Register-based studies like the current study cannot identify persons with untreated disorders or disorders treated in primary health care only. Most cases with mild to moderate mental disorders, for example, mild or moderate depression and anxiety disorders are thus not registered in the Danish Psychiatric Central Research Register.27 The major strength of the iPSYCH2012 sample approach is the comprehensive clinical assessment of all mental disorders treated in secondary healthcare in a nationwide population. Validation of the Clinician-derived key diagnoses (schizophrenia, single depressive episode, affective disorder, attention-deficit/hyperactivity disorder and autism) has been carried out with good results.83, 84, 85, 86, 87, 88

Limitations include that, from an ethical point of view, we are not allowed to re-contact individuals for any reason.
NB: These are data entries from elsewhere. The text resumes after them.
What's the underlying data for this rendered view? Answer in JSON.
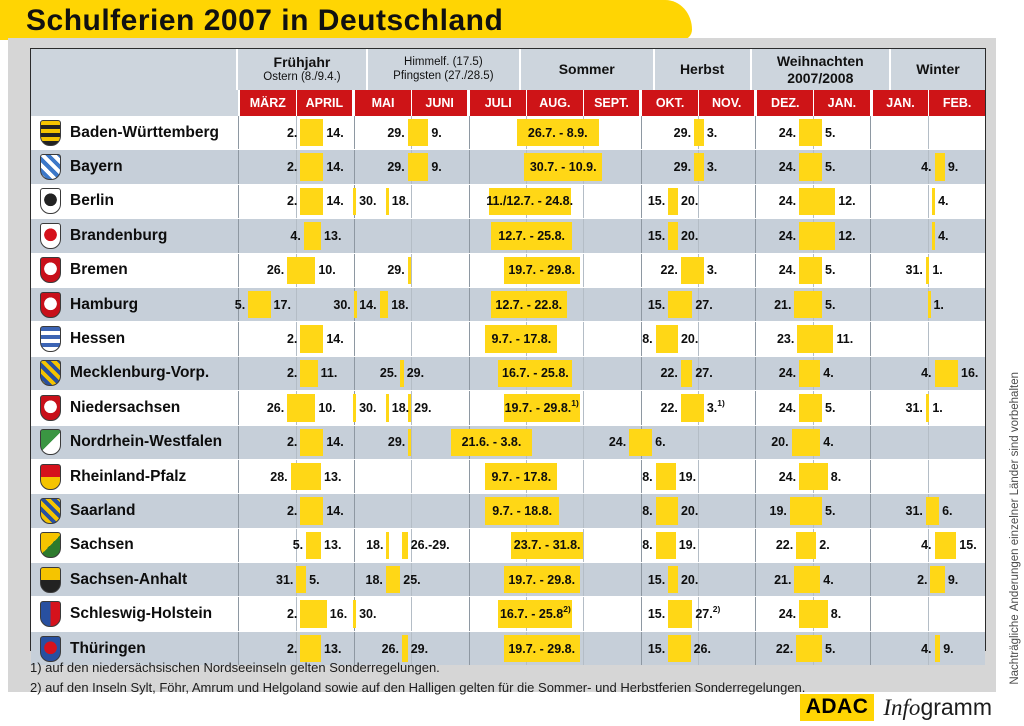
{
  "title": "Schulferien 2007 in Deutschland",
  "colors": {
    "yellow": "#ffd503",
    "bar_yellow": "#ffd716",
    "red": "#ce1417",
    "header_bg": "#cdd5dd",
    "row_alt": "#c6cfd9",
    "panel_gray": "#d6d6d6"
  },
  "header": {
    "groups": [
      {
        "label": "Frühjahr",
        "sub": "Ostern (8./9.4.)",
        "cols": 2,
        "plain": false,
        "sub_strong": false
      },
      {
        "label": "Himmelf. (17.5)",
        "sub": "Pfingsten (27./28.5)",
        "cols": 2,
        "plain": true,
        "sub_strong": false
      },
      {
        "label": "Sommer",
        "sub": "",
        "cols": 3,
        "plain": false,
        "sub_strong": false
      },
      {
        "label": "Herbst",
        "sub": "",
        "cols": 2,
        "plain": false,
        "sub_strong": false
      },
      {
        "label": "Weihnachten",
        "sub": "2007/2008",
        "cols": 2,
        "plain": false,
        "sub_strong": true
      },
      {
        "label": "Winter",
        "sub": "",
        "cols": 2,
        "plain": false,
        "sub_strong": false
      }
    ],
    "months": [
      "MÄRZ",
      "APRIL",
      "MAI",
      "JUNI",
      "JULI",
      "AUG.",
      "SEPT.",
      "OKT.",
      "NOV.",
      "DEZ.",
      "JAN.",
      "JAN.",
      "FEB."
    ],
    "group_start_indices": [
      2,
      4,
      7,
      9,
      11
    ]
  },
  "rows": [
    {
      "name": "Baden-Württemberg",
      "shield": {
        "pattern": "stripes",
        "c1": "#f5c400",
        "c2": "#222222"
      },
      "spans": [
        {
          "s": 1.07,
          "e": 1.47,
          "ll": "2.",
          "lr": "14."
        },
        {
          "s": 2.94,
          "e": 3.3,
          "ll": "29.",
          "lr": "9."
        },
        {
          "s": 4.84,
          "e": 6.27,
          "li": "26.7. - 8.9."
        },
        {
          "s": 7.93,
          "e": 8.1,
          "ll": "29.",
          "lr": "3."
        },
        {
          "s": 9.76,
          "e": 10.16,
          "ll": "24.",
          "lr": "5."
        }
      ]
    },
    {
      "name": "Bayern",
      "shield": {
        "pattern": "checker",
        "c1": "#ffffff",
        "c2": "#3c78c8"
      },
      "spans": [
        {
          "s": 1.07,
          "e": 1.47,
          "ll": "2.",
          "lr": "14."
        },
        {
          "s": 2.94,
          "e": 3.3,
          "ll": "29.",
          "lr": "9."
        },
        {
          "s": 4.97,
          "e": 6.33,
          "li": "30.7. - 10.9."
        },
        {
          "s": 7.93,
          "e": 8.1,
          "ll": "29.",
          "lr": "3."
        },
        {
          "s": 9.76,
          "e": 10.16,
          "ll": "24.",
          "lr": "5."
        },
        {
          "s": 12.12,
          "e": 12.3,
          "ll": "4.",
          "lr": "9."
        }
      ]
    },
    {
      "name": "Berlin",
      "shield": {
        "pattern": "emblem",
        "c1": "#ffffff",
        "c2": "#222222"
      },
      "spans": [
        {
          "s": 1.07,
          "e": 1.47,
          "ll": "2.",
          "lr": "14."
        },
        {
          "s": 1.99,
          "e": 2.04,
          "lr": "30."
        },
        {
          "s": 2.56,
          "e": 2.61,
          "lr": "18."
        },
        {
          "s": 4.35,
          "e": 5.78,
          "li": "11./12.7. - 24.8."
        },
        {
          "s": 7.48,
          "e": 7.65,
          "ll": "15.",
          "lr": "20."
        },
        {
          "s": 9.76,
          "e": 10.39,
          "ll": "24.",
          "lr": "12."
        },
        {
          "s": 12.08,
          "e": 12.13,
          "lr": "4."
        }
      ]
    },
    {
      "name": "Brandenburg",
      "shield": {
        "pattern": "emblem",
        "c1": "#ffffff",
        "c2": "#d5121c"
      },
      "spans": [
        {
          "s": 1.13,
          "e": 1.43,
          "ll": "4.",
          "lr": "13."
        },
        {
          "s": 4.39,
          "e": 5.81,
          "li": "12.7. - 25.8."
        },
        {
          "s": 7.48,
          "e": 7.65,
          "ll": "15.",
          "lr": "20."
        },
        {
          "s": 9.76,
          "e": 10.39,
          "ll": "24.",
          "lr": "12."
        },
        {
          "s": 12.08,
          "e": 12.13,
          "lr": "4."
        }
      ]
    },
    {
      "name": "Bremen",
      "shield": {
        "pattern": "emblem",
        "c1": "#c8101a",
        "c2": "#ffffff"
      },
      "spans": [
        {
          "s": 0.84,
          "e": 1.33,
          "ll": "26.",
          "lr": "10."
        },
        {
          "s": 2.94,
          "e": 2.99,
          "ll": "29."
        },
        {
          "s": 4.61,
          "e": 5.94,
          "li": "19.7. - 29.8."
        },
        {
          "s": 7.7,
          "e": 8.1,
          "ll": "22.",
          "lr": "3."
        },
        {
          "s": 9.76,
          "e": 10.16,
          "ll": "24.",
          "lr": "5."
        },
        {
          "s": 11.97,
          "e": 12.03,
          "ll": "31.",
          "lr": "1."
        }
      ]
    },
    {
      "name": "Hamburg",
      "shield": {
        "pattern": "emblem",
        "c1": "#c8101a",
        "c2": "#ffffff"
      },
      "spans": [
        {
          "s": 0.16,
          "e": 0.55,
          "ll": "5.",
          "lr": "17."
        },
        {
          "s": 2.0,
          "e": 2.05,
          "ll": "30."
        },
        {
          "s": 2.45,
          "e": 2.6,
          "ll": "14.",
          "lr": "18."
        },
        {
          "s": 4.39,
          "e": 5.71,
          "li": "12.7. - 22.8."
        },
        {
          "s": 7.48,
          "e": 7.9,
          "ll": "15.",
          "lr": "27."
        },
        {
          "s": 9.68,
          "e": 10.16,
          "ll": "21.",
          "lr": "5."
        },
        {
          "s": 12.0,
          "e": 12.05,
          "lr": "1."
        }
      ]
    },
    {
      "name": "Hessen",
      "shield": {
        "pattern": "stripes",
        "c1": "#3c64b4",
        "c2": "#ffffff"
      },
      "spans": [
        {
          "s": 1.07,
          "e": 1.47,
          "ll": "2.",
          "lr": "14."
        },
        {
          "s": 4.29,
          "e": 5.55,
          "li": "9.7. - 17.8."
        },
        {
          "s": 7.26,
          "e": 7.65,
          "ll": "8.",
          "lr": "20."
        },
        {
          "s": 9.73,
          "e": 10.36,
          "ll": "23.",
          "lr": "11."
        }
      ]
    },
    {
      "name": "Mecklenburg-Vorp.",
      "shield": {
        "pattern": "checker",
        "c1": "#f5c400",
        "c2": "#2850a0"
      },
      "spans": [
        {
          "s": 1.07,
          "e": 1.37,
          "ll": "2.",
          "lr": "11."
        },
        {
          "s": 2.81,
          "e": 2.87,
          "ll": "25.",
          "lr": "29."
        },
        {
          "s": 4.52,
          "e": 5.81,
          "li": "16.7. - 25.8."
        },
        {
          "s": 7.7,
          "e": 7.9,
          "ll": "22.",
          "lr": "27."
        },
        {
          "s": 9.76,
          "e": 10.13,
          "ll": "24.",
          "lr": "4."
        },
        {
          "s": 12.12,
          "e": 12.53,
          "ll": "4.",
          "lr": "16."
        }
      ]
    },
    {
      "name": "Niedersachsen",
      "shield": {
        "pattern": "emblem",
        "c1": "#c8101a",
        "c2": "#ffffff"
      },
      "spans": [
        {
          "s": 0.84,
          "e": 1.33,
          "ll": "26.",
          "lr": "10."
        },
        {
          "s": 1.99,
          "e": 2.04,
          "lr": "30."
        },
        {
          "s": 2.56,
          "e": 2.61,
          "lr": "18."
        },
        {
          "s": 2.95,
          "e": 3.0,
          "lr": "29."
        },
        {
          "s": 4.61,
          "e": 5.94,
          "li": "19.7. - 29.8.",
          "lisup": "1)"
        },
        {
          "s": 7.7,
          "e": 8.1,
          "ll": "22.",
          "lr": "3.",
          "lrsup": "1)"
        },
        {
          "s": 9.76,
          "e": 10.16,
          "ll": "24.",
          "lr": "5."
        },
        {
          "s": 11.97,
          "e": 12.03,
          "ll": "31.",
          "lr": "1."
        }
      ]
    },
    {
      "name": "Nordrhein-Westfalen",
      "shield": {
        "pattern": "diag",
        "c1": "#3a9642",
        "c2": "#ffffff"
      },
      "spans": [
        {
          "s": 1.07,
          "e": 1.47,
          "ll": "2.",
          "lr": "14."
        },
        {
          "s": 2.95,
          "e": 3.0,
          "ll": "29."
        },
        {
          "s": 3.7,
          "e": 5.1,
          "li": "21.6. - 3.8."
        },
        {
          "s": 6.8,
          "e": 7.2,
          "ll": "24.",
          "lr": "6."
        },
        {
          "s": 9.63,
          "e": 10.13,
          "ll": "20.",
          "lr": "4."
        }
      ]
    },
    {
      "name": "Rheinland-Pfalz",
      "shield": {
        "pattern": "split-h",
        "c1": "#d5121c",
        "c2": "#f5c400"
      },
      "spans": [
        {
          "s": 0.9,
          "e": 1.43,
          "ll": "28.",
          "lr": "13."
        },
        {
          "s": 4.29,
          "e": 5.55,
          "li": "9.7. - 17.8."
        },
        {
          "s": 7.26,
          "e": 7.61,
          "ll": "8.",
          "lr": "19."
        },
        {
          "s": 9.76,
          "e": 10.26,
          "ll": "24.",
          "lr": "8."
        }
      ]
    },
    {
      "name": "Saarland",
      "shield": {
        "pattern": "checker",
        "c1": "#2850a0",
        "c2": "#f5c400"
      },
      "spans": [
        {
          "s": 1.07,
          "e": 1.47,
          "ll": "2.",
          "lr": "14."
        },
        {
          "s": 4.29,
          "e": 5.58,
          "li": "9.7. - 18.8."
        },
        {
          "s": 7.26,
          "e": 7.65,
          "ll": "8.",
          "lr": "20."
        },
        {
          "s": 9.6,
          "e": 10.16,
          "ll": "19.",
          "lr": "5."
        },
        {
          "s": 11.97,
          "e": 12.2,
          "ll": "31.",
          "lr": "6."
        }
      ]
    },
    {
      "name": "Sachsen",
      "shield": {
        "pattern": "diag",
        "c1": "#f5c400",
        "c2": "#2d7a2d"
      },
      "spans": [
        {
          "s": 1.17,
          "e": 1.43,
          "ll": "5.",
          "lr": "13."
        },
        {
          "s": 2.57,
          "e": 2.62,
          "ll": "18."
        },
        {
          "s": 2.84,
          "e": 2.94,
          "lr": "26.-29."
        },
        {
          "s": 4.74,
          "e": 6.0,
          "li": "23.7. - 31.8."
        },
        {
          "s": 7.26,
          "e": 7.61,
          "ll": "8.",
          "lr": "19."
        },
        {
          "s": 9.71,
          "e": 10.06,
          "ll": "22.",
          "lr": "2."
        },
        {
          "s": 12.12,
          "e": 12.5,
          "ll": "4.",
          "lr": "15."
        }
      ]
    },
    {
      "name": "Sachsen-Anhalt",
      "shield": {
        "pattern": "split-h",
        "c1": "#f5c400",
        "c2": "#222222"
      },
      "spans": [
        {
          "s": 1.0,
          "e": 1.17,
          "ll": "31.",
          "lr": "5."
        },
        {
          "s": 2.56,
          "e": 2.81,
          "ll": "18.",
          "lr": "25."
        },
        {
          "s": 4.61,
          "e": 5.94,
          "li": "19.7. - 29.8."
        },
        {
          "s": 7.48,
          "e": 7.65,
          "ll": "15.",
          "lr": "20."
        },
        {
          "s": 9.68,
          "e": 10.13,
          "ll": "21.",
          "lr": "4."
        },
        {
          "s": 12.05,
          "e": 12.3,
          "ll": "2.",
          "lr": "9."
        }
      ]
    },
    {
      "name": "Schleswig-Holstein",
      "shield": {
        "pattern": "split-v",
        "c1": "#2850a0",
        "c2": "#d5121c"
      },
      "spans": [
        {
          "s": 1.07,
          "e": 1.53,
          "ll": "2.",
          "lr": "16."
        },
        {
          "s": 1.99,
          "e": 2.04,
          "lr": "30."
        },
        {
          "s": 4.52,
          "e": 5.81,
          "li": "16.7. - 25.8",
          "lisup": "2)"
        },
        {
          "s": 7.48,
          "e": 7.9,
          "ll": "15.",
          "lr": "27.",
          "lrsup": "2)"
        },
        {
          "s": 9.76,
          "e": 10.26,
          "ll": "24.",
          "lr": "8."
        }
      ]
    },
    {
      "name": "Thüringen",
      "shield": {
        "pattern": "emblem",
        "c1": "#2850a0",
        "c2": "#d5121c"
      },
      "spans": [
        {
          "s": 1.07,
          "e": 1.43,
          "ll": "2.",
          "lr": "13."
        },
        {
          "s": 2.84,
          "e": 2.94,
          "ll": "26.",
          "lr": "29."
        },
        {
          "s": 4.61,
          "e": 5.94,
          "li": "19.7. - 29.8."
        },
        {
          "s": 7.48,
          "e": 7.87,
          "ll": "15.",
          "lr": "26."
        },
        {
          "s": 9.71,
          "e": 10.16,
          "ll": "22.",
          "lr": "5."
        },
        {
          "s": 12.12,
          "e": 12.22,
          "ll": "4.",
          "lr": "9."
        }
      ]
    }
  ],
  "footnotes": [
    "1) auf den niedersächsischen Nordseeinseln gelten Sonderregelungen.",
    "2) auf den Inseln Sylt, Föhr, Amrum und Helgoland sowie auf den Halligen gelten für die Sommer- und Herbstferien Sonderregelungen."
  ],
  "side_note": "Nachträgliche Änderungen einzelner Länder sind vorbehalten",
  "footer": {
    "logo": "ADAC",
    "brand_italic": "Info",
    "brand_rest": "gramm"
  },
  "chart_data": {
    "type": "gantt",
    "title": "Schulferien 2007 in Deutschland",
    "x_axis_months": [
      "MÄRZ",
      "APRIL",
      "MAI",
      "JUNI",
      "JULI",
      "AUG.",
      "SEPT.",
      "OKT.",
      "NOV.",
      "DEZ.",
      "JAN.",
      "JAN.",
      "FEB."
    ],
    "season_groups": [
      "Frühjahr (Ostern 8./9.4.)",
      "Himmelf. (17.5) / Pfingsten (27./28.5)",
      "Sommer",
      "Herbst",
      "Weihnachten 2007/2008",
      "Winter"
    ],
    "rows": [
      {
        "state": "Baden-Württemberg",
        "fruehjahr": "2.-14.4.",
        "pfingsten": "29.5.-9.6.",
        "sommer": "26.7.-8.9.",
        "herbst": "29.10.-3.11.",
        "weihnachten": "24.12.-5.1.",
        "winter": ""
      },
      {
        "state": "Bayern",
        "fruehjahr": "2.-14.4.",
        "pfingsten": "29.5.-9.6.",
        "sommer": "30.7.-10.9.",
        "herbst": "29.10.-3.11.",
        "weihnachten": "24.12.-5.1.",
        "winter": "4.-9.2."
      },
      {
        "state": "Berlin",
        "fruehjahr": "2.-14.4.",
        "pfingsten": "30.4., 18.5.",
        "sommer": "11./12.7.-24.8.",
        "herbst": "15.-20.10.",
        "weihnachten": "24.12.-12.1.",
        "winter": "4.2."
      },
      {
        "state": "Brandenburg",
        "fruehjahr": "4.-13.4.",
        "pfingsten": "",
        "sommer": "12.7.-25.8.",
        "herbst": "15.-20.10.",
        "weihnachten": "24.12.-12.1.",
        "winter": "4.2."
      },
      {
        "state": "Bremen",
        "fruehjahr": "26.3.-10.4.",
        "pfingsten": "29.5.",
        "sommer": "19.7.-29.8.",
        "herbst": "22.10.-3.11.",
        "weihnachten": "24.12.-5.1.",
        "winter": "31.1.-1.2."
      },
      {
        "state": "Hamburg",
        "fruehjahr": "5.-17.3.",
        "pfingsten": "30.4., 14.-18.5.",
        "sommer": "12.7.-22.8.",
        "herbst": "15.-27.10.",
        "weihnachten": "21.12.-5.1.",
        "winter": "1.2."
      },
      {
        "state": "Hessen",
        "fruehjahr": "2.-14.4.",
        "pfingsten": "",
        "sommer": "9.7.-17.8.",
        "herbst": "8.-20.10.",
        "weihnachten": "23.12.-11.1.",
        "winter": ""
      },
      {
        "state": "Mecklenburg-Vorp.",
        "fruehjahr": "2.-11.4.",
        "pfingsten": "25.-29.5.",
        "sommer": "16.7.-25.8.",
        "herbst": "22.-27.10.",
        "weihnachten": "24.12.-4.1.",
        "winter": "4.-16.2."
      },
      {
        "state": "Niedersachsen",
        "fruehjahr": "26.3.-10.4.",
        "pfingsten": "30.4., 18.5., 29.5.",
        "sommer": "19.7.-29.8. 1)",
        "herbst": "22.10.-3.11. 1)",
        "weihnachten": "24.12.-5.1.",
        "winter": "31.1.-1.2."
      },
      {
        "state": "Nordrhein-Westfalen",
        "fruehjahr": "2.-14.4.",
        "pfingsten": "29.5.",
        "sommer": "21.6.-3.8.",
        "herbst": "24.9.-6.10.",
        "weihnachten": "20.12.-4.1.",
        "winter": ""
      },
      {
        "state": "Rheinland-Pfalz",
        "fruehjahr": "28.3.-13.4.",
        "pfingsten": "",
        "sommer": "9.7.-17.8.",
        "herbst": "8.-19.10.",
        "weihnachten": "24.12.-8.1.",
        "winter": ""
      },
      {
        "state": "Saarland",
        "fruehjahr": "2.-14.4.",
        "pfingsten": "",
        "sommer": "9.7.-18.8.",
        "herbst": "8.-20.10.",
        "weihnachten": "19.12.-5.1.",
        "winter": "31.1.-6.2."
      },
      {
        "state": "Sachsen",
        "fruehjahr": "5.-13.4.",
        "pfingsten": "18.5., 26.-29.5.",
        "sommer": "23.7.-31.8.",
        "herbst": "8.-19.10.",
        "weihnachten": "22.12.-2.1.",
        "winter": "4.-15.2."
      },
      {
        "state": "Sachsen-Anhalt",
        "fruehjahr": "31.3.-5.4.",
        "pfingsten": "18.-25.5.",
        "sommer": "19.7.-29.8.",
        "herbst": "15.-20.10.",
        "weihnachten": "21.12.-4.1.",
        "winter": "2.-9.2."
      },
      {
        "state": "Schleswig-Holstein",
        "fruehjahr": "2.-16.4.",
        "pfingsten": "30.4.",
        "sommer": "16.7.-25.8. 2)",
        "herbst": "15.-27.10. 2)",
        "weihnachten": "24.12.-8.1.",
        "winter": ""
      },
      {
        "state": "Thüringen",
        "fruehjahr": "2.-13.4.",
        "pfingsten": "26.-29.5.",
        "sommer": "19.7.-29.8.",
        "herbst": "15.-26.10.",
        "weihnachten": "22.12.-5.1.",
        "winter": "4.-9.2."
      }
    ]
  }
}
At present, it is also unclear to which extend it will be possible to enrich the iPSYCH2012 sample with information from cohorts including more detailed information on study participants (for example, see refs 89, 90, 91, 92).

We believe that the iPSYCH2012 sample will aid in accelerating psychiatric research in preventing and treating severe mental disorders for the benefit of patients, their families and friends, and the society.